Ma così è. E a subirne le conseguenze più devastanti sono i più indifesi: i bambini. «La nuova generazione di Gaza è traumatizzata, - sottolinea Chris Gunness portavoce dell'Unrwa - Gli spazi dove giocano sono costellati da 8.000 ordigni inesplosi. Unrwa non ha potuto dare un riparo sicuro a queste persone. Le nostre scuole sono state colpite direttamente in sette occasioni. Mille dei 3.000 bambini feriti durante il conflitto rimarranno disabili per il resto della vita». Dietro i numeri vi sono volti, storie, vite spezzate e inquadrano una tragedia. Politica, non "naturale". Determinata da un'oppressione perpetrata nel tempo.

Ma a Gaza la dignità e la voglia di vivere non sono sepolte tra le macerie.
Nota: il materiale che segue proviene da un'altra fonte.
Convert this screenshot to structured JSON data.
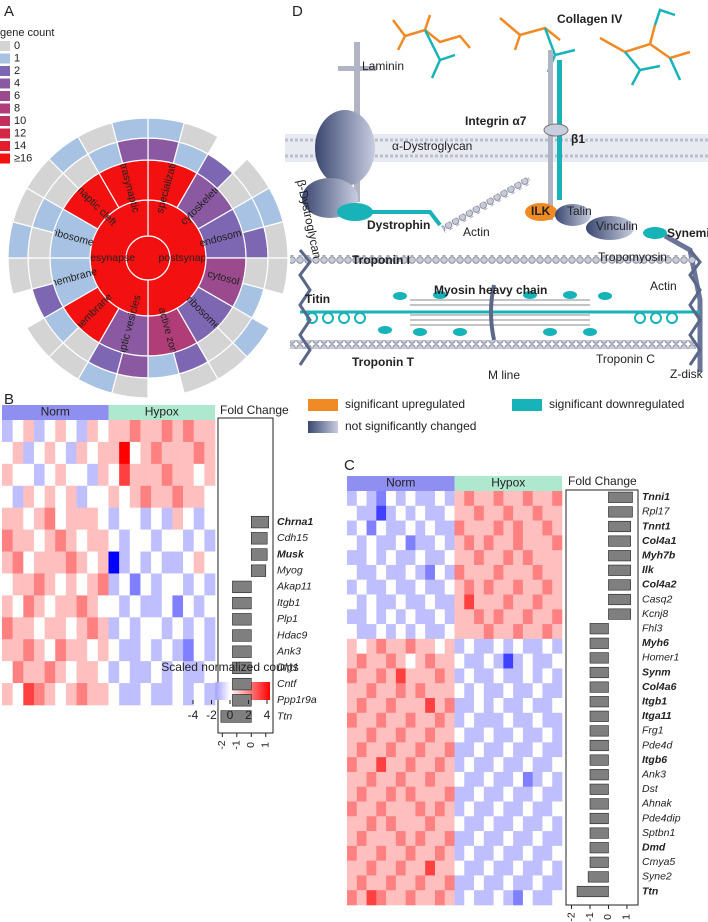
{
  "panel_labels": [
    "A",
    "B",
    "C",
    "D"
  ],
  "sunburst": {
    "legend_title": "gene count",
    "legend": [
      {
        "value": 0,
        "color": "#d4d4d4"
      },
      {
        "value": 1,
        "color": "#a7c2e2"
      },
      {
        "value": 2,
        "color": "#7d66b2"
      },
      {
        "value": 4,
        "color": "#8b58a2"
      },
      {
        "value": 6,
        "color": "#9c4a8e"
      },
      {
        "value": 8,
        "color": "#b03d78"
      },
      {
        "value": 10,
        "color": "#c2305e"
      },
      {
        "value": 12,
        "color": "#d42646"
      },
      {
        "value": 14,
        "color": "#e41c2e"
      },
      {
        "value": {
          "value": 16,
          "label": "≥16"
        },
        "color": "#f21010"
      }
    ],
    "center": 16,
    "ring1": [
      {
        "name": "postsynapse",
        "count": 16
      },
      {
        "name": "presynapse",
        "count": 16
      }
    ],
    "ring2": [
      {
        "name": "specialization",
        "count": 16
      },
      {
        "name": "cytoskeleton",
        "count": 4
      },
      {
        "name": "endosome",
        "count": 2
      },
      {
        "name": "cytosol",
        "count": 6
      },
      {
        "name": "ribosome",
        "count": 2
      },
      {
        "name": "active zone",
        "count": 8
      },
      {
        "name": "synaptic vesicles",
        "count": 4
      },
      {
        "name": "membrane",
        "count": 16
      },
      {
        "name": "membrane",
        "count": 1
      },
      {
        "name": "ribosome",
        "count": 1
      },
      {
        "name": "synaptic cleft",
        "count": 16
      },
      {
        "name": "extrasynaptic",
        "count": 16
      }
    ],
    "ring3": [
      4,
      1,
      2,
      0,
      1,
      2,
      0,
      1,
      0,
      0,
      2,
      1,
      4,
      2,
      0,
      1,
      2,
      0,
      0,
      1,
      0,
      0,
      1,
      4
    ],
    "ring4": [
      1,
      0,
      null,
      0,
      1,
      0,
      0,
      null,
      1,
      0,
      0,
      null,
      0,
      1,
      0,
      0,
      null,
      0,
      1,
      0,
      0,
      1,
      0,
      1
    ]
  },
  "heatmap_b": {
    "groups": [
      "Norm",
      "Hypox"
    ],
    "group_colors": [
      "#8f8ff2",
      "#aee8cf"
    ],
    "matrix": [
      [
        -1,
        0,
        1,
        -1,
        0,
        1,
        0,
        -1,
        1,
        0,
        1,
        1,
        2,
        1,
        1,
        2,
        1,
        2,
        1,
        1
      ],
      [
        0,
        1,
        -1,
        0,
        1,
        0,
        -1,
        1,
        0,
        1,
        1,
        4,
        0,
        1,
        2,
        1,
        1,
        1,
        2,
        1
      ],
      [
        1,
        0,
        0,
        -1,
        0,
        1,
        0,
        0,
        -1,
        1,
        0,
        3,
        1,
        1,
        1,
        2,
        1,
        1,
        0,
        1
      ],
      [
        0,
        -1,
        1,
        0,
        1,
        0,
        1,
        -1,
        0,
        0,
        1,
        0,
        1,
        2,
        1,
        1,
        2,
        1,
        1,
        0
      ],
      [
        1,
        1,
        0,
        1,
        2,
        0,
        1,
        1,
        1,
        0,
        -1,
        0,
        0,
        -1,
        0,
        -1,
        1,
        0,
        -1,
        0
      ],
      [
        2,
        1,
        1,
        0,
        1,
        2,
        1,
        0,
        1,
        1,
        0,
        -1,
        0,
        0,
        -1,
        0,
        0,
        -1,
        0,
        -1
      ],
      [
        1,
        2,
        0,
        1,
        1,
        1,
        2,
        1,
        0,
        1,
        -4,
        -1,
        0,
        -1,
        0,
        -1,
        -1,
        0,
        1,
        0
      ],
      [
        0,
        1,
        1,
        2,
        1,
        0,
        1,
        0,
        1,
        2,
        -1,
        0,
        -2,
        0,
        -1,
        0,
        0,
        -1,
        0,
        -1
      ],
      [
        1,
        0,
        2,
        1,
        0,
        1,
        1,
        2,
        1,
        0,
        0,
        -1,
        0,
        -1,
        -1,
        0,
        -2,
        0,
        -1,
        0
      ],
      [
        2,
        1,
        1,
        0,
        1,
        1,
        0,
        1,
        2,
        1,
        -1,
        0,
        -1,
        0,
        0,
        -1,
        0,
        -1,
        0,
        -1
      ],
      [
        1,
        1,
        2,
        1,
        0,
        2,
        1,
        1,
        0,
        1,
        0,
        -1,
        -1,
        0,
        -1,
        0,
        -1,
        -2,
        0,
        -1
      ],
      [
        0,
        2,
        1,
        1,
        2,
        1,
        0,
        1,
        1,
        0,
        -1,
        0,
        -1,
        -1,
        0,
        -1,
        0,
        -1,
        -1,
        0
      ],
      [
        1,
        0,
        3,
        2,
        1,
        0,
        1,
        2,
        1,
        1,
        0,
        -1,
        -1,
        0,
        -1,
        -1,
        0,
        -1,
        0,
        -1
      ]
    ],
    "fold_change": {
      "title": "Fold Change",
      "genes": [
        "Chrna1",
        "Cdh15",
        "Musk",
        "Myog",
        "Akap11",
        "Itgb1",
        "Plp1",
        "Hdac9",
        "Ank3",
        "Dlg1",
        "Cntf",
        "Ppp1r9a",
        "Ttn"
      ],
      "bold": [
        true,
        false,
        true,
        false,
        false,
        false,
        false,
        false,
        false,
        false,
        false,
        false,
        false
      ],
      "values": [
        1.2,
        1.1,
        1.1,
        1.0,
        -1.3,
        -1.3,
        -1.3,
        -1.3,
        -1.3,
        -1.3,
        -1.3,
        -1.3,
        -2.1
      ],
      "xlim": [
        -2.3,
        1.5
      ],
      "xticks": [
        -2,
        -1,
        0,
        1
      ],
      "color": "#7f7f7f"
    }
  },
  "heatmap_c": {
    "groups": [
      "Norm",
      "Hypox"
    ],
    "group_colors": [
      "#8f8ff2",
      "#aee8cf"
    ],
    "matrix": [
      [
        -1,
        0,
        -1,
        -2,
        0,
        -1,
        0,
        -1,
        -1,
        0,
        -1,
        1,
        2,
        1,
        1,
        2,
        1,
        1,
        2,
        1,
        1,
        2
      ],
      [
        0,
        -1,
        -1,
        -3,
        -1,
        0,
        -1,
        0,
        -1,
        -1,
        0,
        1,
        1,
        2,
        1,
        1,
        2,
        1,
        1,
        2,
        1,
        1
      ],
      [
        -1,
        0,
        -2,
        0,
        -1,
        -1,
        0,
        -1,
        0,
        -1,
        -1,
        2,
        1,
        1,
        1,
        2,
        1,
        2,
        1,
        1,
        2,
        1
      ],
      [
        0,
        -1,
        0,
        -1,
        -1,
        0,
        -2,
        -1,
        -1,
        0,
        -1,
        1,
        2,
        1,
        2,
        1,
        1,
        2,
        1,
        1,
        1,
        2
      ],
      [
        -1,
        -1,
        0,
        -1,
        0,
        -1,
        -1,
        0,
        -1,
        -1,
        0,
        1,
        1,
        2,
        1,
        1,
        2,
        1,
        2,
        1,
        1,
        1
      ],
      [
        0,
        -1,
        -1,
        0,
        -1,
        -1,
        0,
        -1,
        -2,
        0,
        -1,
        2,
        1,
        1,
        1,
        2,
        1,
        1,
        1,
        2,
        1,
        1
      ],
      [
        -1,
        0,
        -1,
        -1,
        0,
        -1,
        -1,
        0,
        -1,
        -1,
        0,
        1,
        2,
        1,
        2,
        1,
        1,
        2,
        1,
        1,
        2,
        1
      ],
      [
        0,
        -1,
        0,
        -1,
        -1,
        0,
        -1,
        -1,
        0,
        -1,
        -1,
        1,
        3,
        1,
        1,
        1,
        2,
        1,
        1,
        2,
        1,
        1
      ],
      [
        -1,
        -1,
        0,
        -1,
        0,
        -1,
        0,
        -1,
        -1,
        0,
        -1,
        1,
        1,
        2,
        1,
        2,
        1,
        1,
        2,
        1,
        1,
        2
      ],
      [
        0,
        -1,
        -1,
        0,
        -1,
        0,
        -1,
        0,
        -1,
        -1,
        0,
        1,
        1,
        1,
        2,
        1,
        1,
        2,
        1,
        1,
        2,
        1
      ],
      [
        1,
        0,
        1,
        2,
        1,
        1,
        2,
        1,
        1,
        0,
        1,
        -1,
        0,
        -1,
        -1,
        0,
        -1,
        0,
        -1,
        -1,
        0,
        -1
      ],
      [
        1,
        2,
        1,
        1,
        2,
        1,
        0,
        1,
        2,
        1,
        1,
        0,
        -1,
        -1,
        0,
        -1,
        -3,
        -1,
        0,
        -1,
        -1,
        0
      ],
      [
        2,
        1,
        1,
        2,
        1,
        3,
        1,
        1,
        1,
        2,
        1,
        -1,
        0,
        -1,
        -1,
        0,
        -1,
        -1,
        0,
        -1,
        0,
        -1
      ],
      [
        1,
        1,
        2,
        1,
        1,
        2,
        1,
        2,
        1,
        1,
        1,
        0,
        -1,
        0,
        -1,
        -1,
        0,
        -1,
        -1,
        0,
        -1,
        -1
      ],
      [
        1,
        2,
        1,
        1,
        2,
        1,
        1,
        1,
        3,
        1,
        2,
        -1,
        -1,
        0,
        -1,
        0,
        -1,
        -1,
        0,
        -1,
        -1,
        0
      ],
      [
        2,
        1,
        1,
        2,
        1,
        1,
        2,
        1,
        1,
        2,
        1,
        -1,
        0,
        -1,
        -1,
        -1,
        0,
        -1,
        -1,
        0,
        -1,
        -1
      ],
      [
        1,
        1,
        2,
        1,
        1,
        2,
        1,
        1,
        2,
        1,
        1,
        0,
        -1,
        -1,
        0,
        -1,
        -1,
        0,
        -1,
        -1,
        0,
        -1
      ],
      [
        1,
        2,
        1,
        1,
        2,
        1,
        1,
        2,
        1,
        1,
        2,
        -1,
        -1,
        0,
        -1,
        -1,
        0,
        -1,
        -1,
        0,
        -1,
        -1
      ],
      [
        2,
        1,
        1,
        3,
        1,
        1,
        2,
        1,
        1,
        2,
        1,
        -1,
        0,
        -1,
        -1,
        0,
        -1,
        -1,
        0,
        -1,
        -1,
        0
      ],
      [
        1,
        1,
        2,
        1,
        1,
        2,
        1,
        1,
        2,
        1,
        1,
        0,
        -1,
        -1,
        0,
        -1,
        -1,
        0,
        -2,
        -1,
        0,
        -1
      ],
      [
        1,
        2,
        1,
        1,
        2,
        1,
        2,
        1,
        1,
        1,
        2,
        -1,
        -1,
        0,
        -1,
        -1,
        0,
        -1,
        -1,
        0,
        -1,
        -1
      ],
      [
        2,
        1,
        1,
        2,
        1,
        1,
        1,
        2,
        1,
        2,
        1,
        -1,
        0,
        -1,
        -1,
        0,
        -1,
        -1,
        0,
        -1,
        -1,
        0
      ],
      [
        1,
        1,
        2,
        1,
        2,
        1,
        1,
        1,
        2,
        1,
        1,
        0,
        -1,
        -1,
        0,
        -1,
        -1,
        0,
        -1,
        -1,
        0,
        -1
      ],
      [
        1,
        2,
        1,
        1,
        1,
        2,
        1,
        2,
        1,
        1,
        2,
        -1,
        -1,
        0,
        -1,
        -1,
        0,
        -1,
        -1,
        0,
        -1,
        -1
      ],
      [
        2,
        1,
        1,
        2,
        1,
        1,
        2,
        1,
        1,
        2,
        1,
        -1,
        0,
        -1,
        -1,
        0,
        -1,
        -1,
        0,
        -1,
        -1,
        0
      ],
      [
        1,
        1,
        2,
        1,
        1,
        2,
        1,
        1,
        3,
        1,
        1,
        0,
        -1,
        -1,
        0,
        -1,
        -1,
        0,
        -1,
        -1,
        0,
        -1
      ],
      [
        1,
        2,
        1,
        1,
        2,
        1,
        1,
        2,
        1,
        1,
        2,
        -1,
        -1,
        0,
        -1,
        -1,
        0,
        -1,
        -1,
        0,
        -1,
        -1
      ],
      [
        2,
        1,
        3,
        2,
        1,
        1,
        2,
        1,
        1,
        2,
        1,
        -1,
        0,
        -1,
        -1,
        0,
        -1,
        -2,
        0,
        -1,
        -1,
        0
      ]
    ],
    "fold_change": {
      "title": "Fold Change",
      "genes": [
        "Tnni1",
        "Rpl17",
        "Tnnt1",
        "Col4a1",
        "Myh7b",
        "Ilk",
        "Col4a2",
        "Casq2",
        "Kcnj8",
        "Fhl3",
        "Myh6",
        "Homer1",
        "Synm",
        "Col4a6",
        "Itgb1",
        "Itga11",
        "Frg1",
        "Pde4d",
        "Itgb6",
        "Ank3",
        "Dst",
        "Ahnak",
        "Pde4dip",
        "Sptbn1",
        "Dmd",
        "Cmya5",
        "Syne2",
        "Ttn"
      ],
      "bold": [
        true,
        false,
        true,
        true,
        true,
        true,
        true,
        false,
        false,
        false,
        true,
        false,
        true,
        true,
        true,
        true,
        false,
        false,
        true,
        false,
        false,
        false,
        false,
        false,
        true,
        false,
        false,
        true
      ],
      "values": [
        1.3,
        1.3,
        1.2,
        1.2,
        1.2,
        1.2,
        1.2,
        1.2,
        1.2,
        -1.0,
        -1.0,
        -1.0,
        -1.0,
        -1.0,
        -1.0,
        -1.0,
        -1.0,
        -1.0,
        -1.0,
        -1.0,
        -1.0,
        -1.0,
        -1.0,
        -1.0,
        -1.0,
        -1.0,
        -1.1,
        -1.7
      ],
      "xlim": [
        -2.3,
        1.6
      ],
      "xticks": [
        -2,
        -1,
        0,
        1
      ],
      "color": "#7f7f7f"
    }
  },
  "colorbar": {
    "title": "Scaled normalized counts",
    "lim": [
      -4,
      4
    ],
    "ticks": [
      -4,
      -2,
      0,
      2,
      4
    ]
  },
  "diagram": {
    "labels": [
      {
        "text": "Laminin",
        "bold": false
      },
      {
        "text": "α-Dystroglycan",
        "bold": false
      },
      {
        "text": "β-Dystroglycan",
        "bold": false
      },
      {
        "text": "Dystrophin",
        "bold": true
      },
      {
        "text": "Actin",
        "bold": false
      },
      {
        "text": "Collagen IV",
        "bold": true
      },
      {
        "text": "Integrin α7",
        "bold": true
      },
      {
        "text": "β1",
        "bold": true
      },
      {
        "text": "ILK",
        "bold": true
      },
      {
        "text": "Talin",
        "bold": false
      },
      {
        "text": "Vinculin",
        "bold": false
      },
      {
        "text": "Synemin",
        "bold": true
      },
      {
        "text": "Tropomyosin",
        "bold": false
      },
      {
        "text": "Actin",
        "bold": false
      },
      {
        "text": "Troponin I",
        "bold": true
      },
      {
        "text": "Titin",
        "bold": true
      },
      {
        "text": "Myosin heavy chain",
        "bold": true
      },
      {
        "text": "Troponin T",
        "bold": true
      },
      {
        "text": "M line",
        "bold": false
      },
      {
        "text": "Troponin C",
        "bold": false
      },
      {
        "text": "Z-disk",
        "bold": false
      }
    ],
    "legend": [
      {
        "text": "significant upregulated",
        "color": "#f08a24"
      },
      {
        "text": "significant downregulated",
        "color": "#17b3b8"
      },
      {
        "text": "not significantly changed",
        "color": "#7a86a8"
      }
    ]
  }
}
Tra le macerie la vita continua. E la vita è anche arte. Alcune delle macerie di Gaza hanno preso vita grazie all'incursione in incognito del noto street artist britannico Banksy. L'artista ha dipinto quattro nuovi murales e girato un video che ironicamente s'intitola "Scopri una nuova destinazione quest'anno", in cui ha documentato la situazione di Gaza dopo l'ultima offensiva israeliana della scorsa estate. Il primo graffito, ispirato a «Il pensatore» di Auguste Rodin, è stato realizzato sui resti di un muro e si intitola "Bomb damage", in un altro si vedono dei bambini su una giostra e nel terzo una gatta con un vistoso fiocco roso al collo che «dice al mondo che si sta perdendo tutto il bello della vita».